To make a slip stitch, insert your crochet hook into the first stitch at the opposite end of your chain or row. Pull yarn over the hook, then pull the hook back through the stitch along with the yarn loop. Now, the two ends are connected. This stitch is also used to form a finished edge around your project.

Single crochet. To form this stitch, insert your hook into the stitch next to it. Yarn over the hook once and pull it through the stitch. Yarn over the hook again and pull through both loops. Your first single crochet stitch is done. See how easy this is!!!!

Half-double crochet. To make a half-double crochet, yarn over the hook and insert it into the next stitch. Then, yarn over the hook again and pull it through the stitch. You now have 3 loops on your hook. Yarn over the hook and pull through all 3 loops on the hook. A half-double crochet makes a dense fabric. I like to use it for scarves and mittens.

Double crochet. For the double crochet stitch, yarn over the hook and insert hook into the next stitch. Once the hook is through the stitch, yarn over again and pull through the stitch. There are now 3 loops on your hook. Yarn over the hook and pull it through the first two loops on the hook. This leaves 2 loops on your hook. Yarn over the hook and pull through the two remaining loops on the hook. Voila, a double crochet stitch.
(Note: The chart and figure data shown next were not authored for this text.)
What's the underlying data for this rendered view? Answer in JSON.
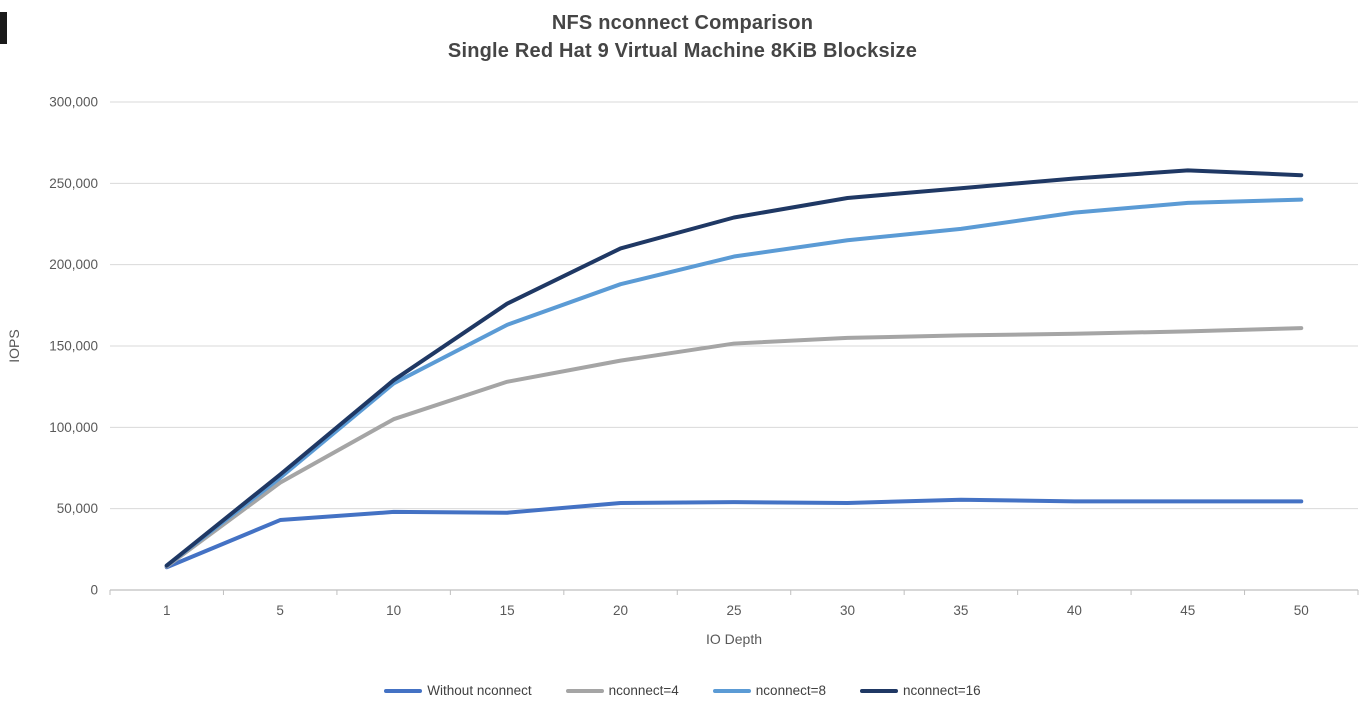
{
  "chart_data": {
    "type": "line",
    "title": "NFS nconnect Comparison",
    "subtitle": "Single Red Hat 9 Virtual Machine 8KiB Blocksize",
    "xlabel": "IO Depth",
    "ylabel": "IOPS",
    "categories": [
      1,
      5,
      10,
      15,
      20,
      25,
      30,
      35,
      40,
      45,
      50
    ],
    "series": [
      {
        "name": "Without nconnect",
        "color": "#4472C4",
        "values": [
          14000,
          43000,
          48000,
          47500,
          53500,
          54000,
          53500,
          55500,
          54500,
          54500,
          54500
        ]
      },
      {
        "name": "nconnect=4",
        "color": "#A5A5A5",
        "values": [
          14500,
          66000,
          105000,
          128000,
          141000,
          151500,
          155000,
          156500,
          157500,
          159000,
          161000
        ]
      },
      {
        "name": "nconnect=8",
        "color": "#5B9BD5",
        "values": [
          15000,
          69000,
          127000,
          163000,
          188000,
          205000,
          215000,
          222000,
          232000,
          238000,
          240000
        ]
      },
      {
        "name": "nconnect=16",
        "color": "#1F3864",
        "values": [
          15000,
          71000,
          129000,
          176000,
          210000,
          229000,
          241000,
          247000,
          253000,
          258000,
          255000
        ]
      }
    ],
    "ylim": [
      0,
      300000
    ],
    "ytick_step": 50000,
    "ytick_labels": [
      "0",
      "50,000",
      "100,000",
      "150,000",
      "200,000",
      "250,000",
      "300,000"
    ],
    "grid": true,
    "legend_position": "bottom",
    "colors": {
      "gridline": "#D9D9D9",
      "axis_line": "#BFBFBF",
      "tick_text": "#595959",
      "title_text": "#454545"
    }
  }
}
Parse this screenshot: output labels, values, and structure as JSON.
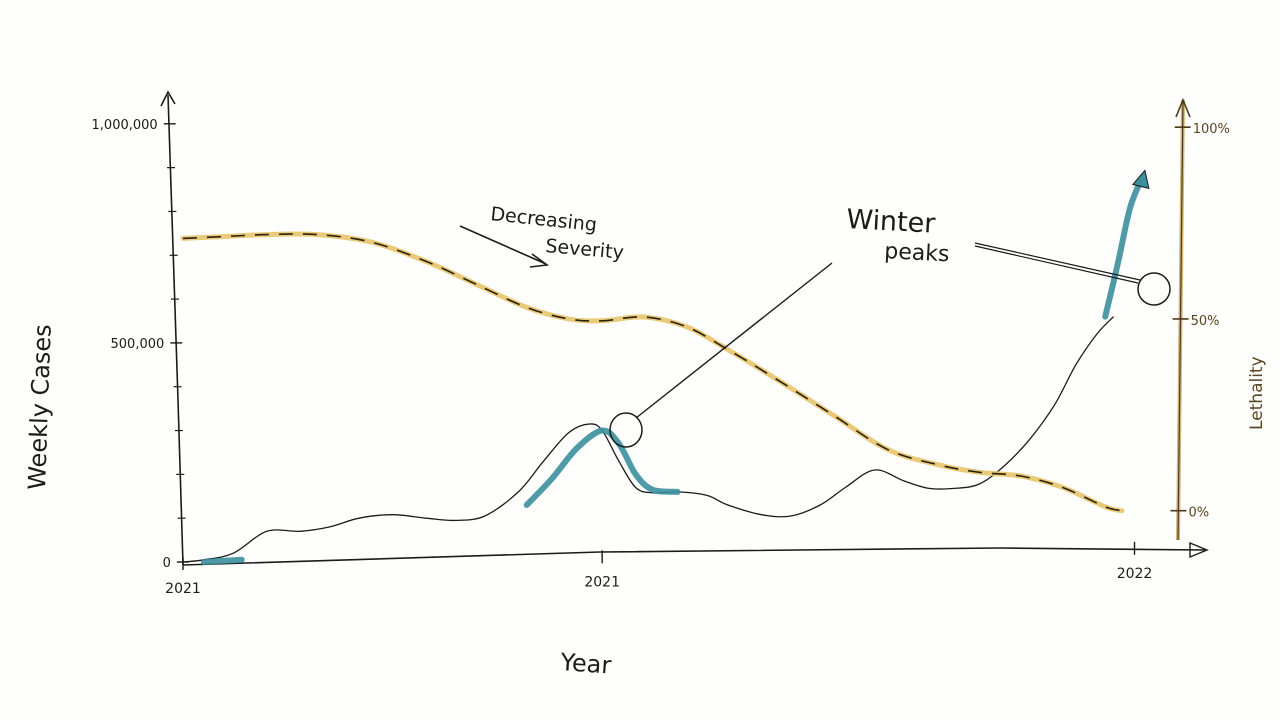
{
  "colors": {
    "ink": "#1b1b1b",
    "severity": "#e7c46a",
    "severity_text": "#5a4620",
    "highlight": "#3b8f9c",
    "paper": "#fefefc"
  },
  "annotations": {
    "decreasing": "Decreasing",
    "severity": "Severity",
    "winter": "Winter",
    "peaks": "peaks"
  },
  "chart_data": {
    "type": "line",
    "xlabel": "Year",
    "ylabel": "Weekly Cases",
    "y2label": "Lethality",
    "x_ticks": [
      "2021",
      "2021",
      "2022"
    ],
    "x_tick_positions": [
      0,
      1,
      2.27
    ],
    "xlim": [
      0,
      2.4
    ],
    "y_ticks": [
      {
        "value": 0,
        "label": "0"
      },
      {
        "value": 500000,
        "label": "500,000"
      },
      {
        "value": 1000000,
        "label": "1,000,000"
      }
    ],
    "ylim": [
      0,
      1100000
    ],
    "y2_ticks": [
      {
        "value": 0,
        "label": "0%"
      },
      {
        "value": 50,
        "label": "50%"
      },
      {
        "value": 100,
        "label": "100%"
      }
    ],
    "y2lim": [
      -4,
      105
    ],
    "series": [
      {
        "axis": "left",
        "style": "thin-ink",
        "x": [
          0,
          0.05,
          0.12,
          0.2,
          0.28,
          0.35,
          0.42,
          0.5,
          0.58,
          0.65,
          0.72,
          0.8,
          0.86,
          0.92,
          0.97,
          1.0,
          1.04,
          1.08,
          1.12,
          1.18,
          1.25,
          1.3,
          1.38,
          1.45,
          1.52,
          1.58,
          1.65,
          1.72,
          1.78,
          1.84,
          1.9,
          1.96,
          2.02,
          2.08,
          2.13,
          2.18,
          2.22
        ],
        "y": [
          0,
          5000,
          20000,
          70000,
          70000,
          80000,
          100000,
          108000,
          100000,
          95000,
          105000,
          160000,
          230000,
          295000,
          315000,
          300000,
          230000,
          170000,
          158000,
          160000,
          152000,
          130000,
          108000,
          105000,
          130000,
          170000,
          210000,
          185000,
          168000,
          168000,
          178000,
          220000,
          280000,
          360000,
          450000,
          520000,
          560000
        ]
      },
      {
        "axis": "right",
        "style": "thick-gold-dashed",
        "x": [
          0,
          0.1,
          0.2,
          0.32,
          0.45,
          0.58,
          0.7,
          0.82,
          0.92,
          1.0,
          1.1,
          1.2,
          1.3,
          1.42,
          1.55,
          1.68,
          1.8,
          1.9,
          2.0,
          2.1,
          2.2,
          2.24
        ],
        "y": [
          71,
          71.5,
          72,
          72,
          70,
          65,
          59,
          53,
          50,
          49.5,
          50.5,
          48,
          42,
          34,
          25,
          16,
          12,
          10,
          9,
          6,
          1,
          0
        ]
      }
    ],
    "highlights": [
      {
        "x": [
          0.05,
          0.14
        ],
        "y": [
          0,
          5000
        ]
      },
      {
        "x": [
          0.82,
          0.88,
          0.94,
          1.0,
          1.04,
          1.08,
          1.12,
          1.18
        ],
        "y": [
          130000,
          190000,
          260000,
          300000,
          270000,
          200000,
          165000,
          160000
        ]
      },
      {
        "x": [
          2.2,
          2.23,
          2.26,
          2.29
        ],
        "y": [
          560000,
          680000,
          810000,
          880000
        ]
      }
    ]
  }
}
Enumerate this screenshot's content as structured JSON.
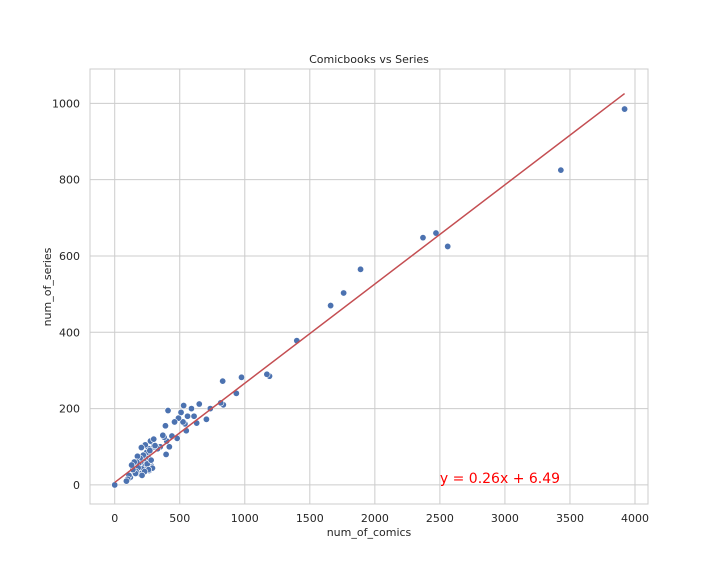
{
  "chart_data": {
    "type": "scatter",
    "title": "Comicbooks vs Series",
    "xlabel": "num_of_comics",
    "ylabel": "num_of_series",
    "xlim": [
      -190,
      4100
    ],
    "ylim": [
      -50,
      1090
    ],
    "xticks": [
      0,
      500,
      1000,
      1500,
      2000,
      2500,
      3000,
      3500,
      4000
    ],
    "yticks": [
      0,
      200,
      400,
      600,
      800,
      1000
    ],
    "xtick_labels": [
      "0",
      "500",
      "1000",
      "1500",
      "2000",
      "2500",
      "3000",
      "3500",
      "4000"
    ],
    "ytick_labels": [
      "0",
      "200",
      "400",
      "600",
      "800",
      "1000"
    ],
    "grid": true,
    "colors": {
      "points": "#4c72b0",
      "point_edge": "#ffffff",
      "line": "#c44e52",
      "annotation": "#ff0000",
      "grid": "#cccccc",
      "spine": "#cccccc"
    },
    "series": [
      {
        "x": [
          0,
          3920,
          3430,
          2560,
          2470,
          2370,
          1890,
          1760,
          1660,
          1400,
          1190,
          1170,
          975,
          935,
          835,
          830,
          815,
          735,
          705,
          650,
          630,
          610,
          590,
          560,
          550,
          540,
          530,
          525,
          510,
          490,
          480,
          460,
          440,
          420,
          410,
          400,
          395,
          390,
          380,
          370,
          350,
          330,
          300,
          290,
          280,
          275,
          270,
          265,
          260,
          255,
          250,
          245,
          240,
          235,
          230,
          225,
          220,
          215,
          210,
          205,
          200,
          195,
          190,
          185,
          180,
          175,
          170,
          165,
          160,
          150,
          140,
          130,
          120,
          110,
          100,
          90,
          300,
          290,
          310,
          270,
          250,
          280,
          260,
          230,
          210
        ],
        "y": [
          0,
          985,
          825,
          625,
          660,
          648,
          565,
          503,
          470,
          378,
          285,
          290,
          282,
          240,
          210,
          272,
          215,
          200,
          172,
          212,
          162,
          180,
          200,
          180,
          142,
          160,
          208,
          165,
          190,
          175,
          122,
          165,
          128,
          100,
          195,
          115,
          80,
          155,
          125,
          130,
          100,
          95,
          100,
          112,
          50,
          115,
          48,
          38,
          95,
          75,
          60,
          85,
          70,
          105,
          50,
          62,
          78,
          55,
          42,
          98,
          60,
          70,
          30,
          56,
          45,
          75,
          60,
          35,
          30,
          60,
          40,
          52,
          20,
          25,
          15,
          10,
          120,
          44,
          103,
          90,
          55,
          65,
          40,
          35,
          25
        ]
      }
    ],
    "fit_line": {
      "slope": 0.26,
      "intercept": 6.49,
      "x_range": [
        0,
        3920
      ]
    },
    "annotation": {
      "text": "y = 0.26x + 6.49",
      "x": 2500,
      "y": 5
    }
  }
}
Treble or triple crochet. The treble or triple crochet stitch is the tallest stitch of these basic stitches. Using this stitch for afghans will make your work quick and easy. To make a treble or triple crochet stitch, yarn over the hook twice before inserting the hook into the next stitch. Then yarn over the hook again and pull through the stitch. This will leave 4 loops on the hook. Yarn over the hook and pull through the first two loops on the hook, repeat until you only have one loop left on the hook. You've made a treble or triple crochet stitch.